Many four-season tents have color-coded poles and pole clips or pockets on the canopy and fly. That addition helps recreationists efficiently put up their shelter when time is crucial and they need to get out of the elements. These year-round designs also feature strategically placed guylines, often with reinforced attachment points, and many loops to stake down the tent.

The poles vary from tent to tent. The KUIU Storm Star 2 Person Tent features DAC NFL poles, which are a super-lightweight aluminum alloy blend that’s extra strong and stiff. The Big Agnes Shield 3 has the DAC NSL aluminum poles, which are still lightweight yet slightly stronger.

(Photo/Meyvn Creative)

FAQ

What Features Should I Consider in a 4-Season Tent?

When you shop for a four-season tent, you should first consider your preferred capacity for your size, any potential partners, and the equipment. Take a close look at each tent’s width, length, height, and volume in the central space and vestibules.

After you determine tent size, consider how far and often you’ll need to haul the shelter and if you’d appreciate fewer pounds versus a larger footprint and room to shuffle gear around or lounge. Another consideration of a four-season tent is how well-ventilated the design is and if it’s suitable for the amount of time you’ll be posted up in your tent.

When you examine the finer features, it’s nice to have interior storage space — pockets and loops — to help organize gear items and apparel.

What’s the Difference Between a 3-Season and 4-Season Tent?

A three-season tent is generally lightweight and breathable for activities like backpacking in the spring, summer, or fall. These versatile builds provide protection against insects, wind, and rain. Typically these packages have a tent body and a fly, so they’re a double-wall setup.

The weight varies from tent to tent, including a segment that serves ultralight trekkers. To learn more, check out The Best Ultralight Tents, According to Thru-Hikers buyer’s guide.

A four-season tent has more substantial, hardy shapes and materials to block snow, ice, harsh wind, hail, or even rock. As a result, mesh is not commonly featured in the body of the tent in order to maintain warmth and security.

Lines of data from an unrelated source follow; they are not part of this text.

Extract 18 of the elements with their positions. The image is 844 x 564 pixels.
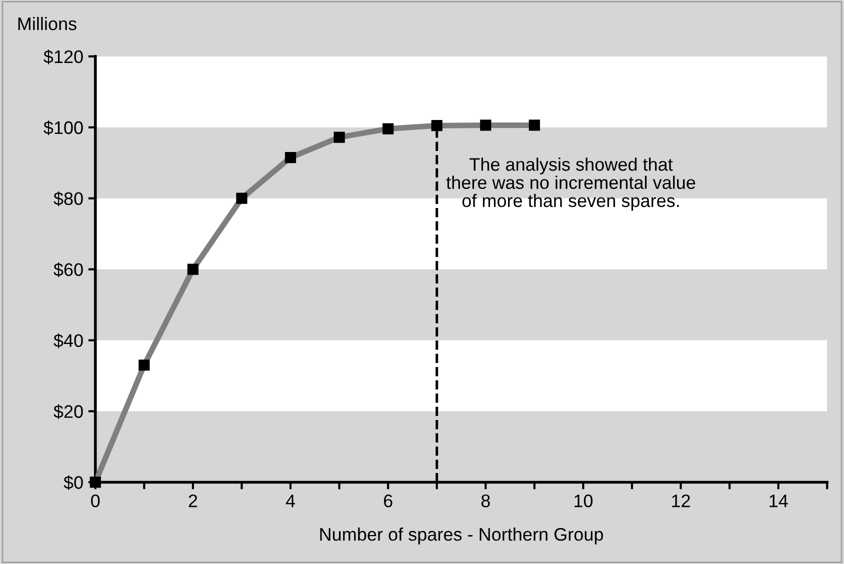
- x-tick-label: 6: [384, 494, 392, 508]
- x-tick-label: 0: [91, 494, 100, 508]
- x-tick-label: 4: [286, 494, 295, 508]
- x-tick-label: 8: [481, 494, 490, 508]
- y-axis-title: Millions: [18, 16, 76, 30]
- x-tick-label: 2: [188, 494, 198, 508]
- x-axis-title: Number of spares - Northern Group: [320, 528, 603, 544]
- annotation: The analysis showed that there was no incremental value of more than seven spares.: [446, 158, 696, 211]
- y-tick-label: $0: [64, 475, 83, 490]
- x-tick-label: 12: [672, 494, 690, 508]
- y-tick-label: $100: [44, 120, 83, 136]
- x-tick-label: 14: [770, 494, 788, 508]
- y-tick-label: $20: [54, 404, 83, 420]
- y-tick-label: $120: [44, 50, 83, 64]
- y-tick-label: $40: [54, 333, 83, 348]
- y-tick-label: $80: [54, 192, 83, 206]
- y-tick-label: $60: [54, 262, 83, 278]
- x-tick-label: 10: [574, 494, 593, 508]
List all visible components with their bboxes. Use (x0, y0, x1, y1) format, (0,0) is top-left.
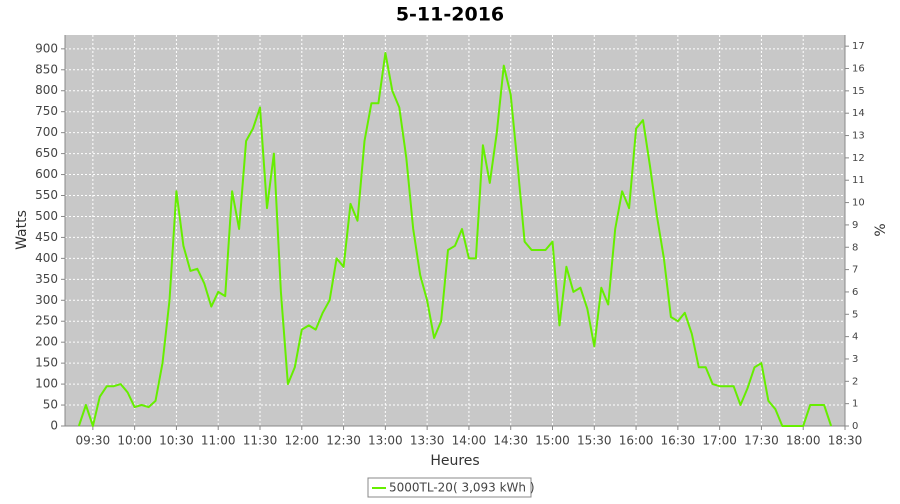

However, these tents still need ventilation, which is strategically placed on the main body and fly to help prevent the uncomfortable buildup of condensation inside.

Many four-season tents have one or two vestibules to help protect gear from the elements. Lighter weight models are single-wall for efficiency of setup and ease of travel.

How Do You Stay Warm in a Tent During Winter?

Check the overnight lows and make sure your sleeping bag and pad are rated for the temperature swing. For extra comfort and protection from the cold, you can stack two closed-cell pads or layer a foam pad with an inflatable pad.

Dress in layers and don’t let yourself get too hot or sweat, which will become a downward spiral of getting cold. Keep a warm pair of socks for tent use only to prevent lounging or sleeping in damp socks, which can lead to serious foot health issues.

Make sure to eat a hearty dinner and hydrate well. Before dinner, you can top off with a cup of hot chocolate for calories your body can burn throughout the night. You can also fill a Nalgene bottle with hot water and put it inside your sleeping bag for a boost of warmth.

Is Buying a 4-Season Tent Worth the Investment?

If you find yourself venturing to high-altitude, alpine, or remote environments in the shoulder seasons or during winter, it’s a good idea to invest in a shelter that will protect you in a blizzard. If you’re pursuing a winter hunting trip, polar expedition, or mountaineering adventure, a four-season tent is an obvious good choice.

A three-season tent is typically constructed with a mix of mesh and the structure is not engineered to withstand the weight of snowfall or extreme wind.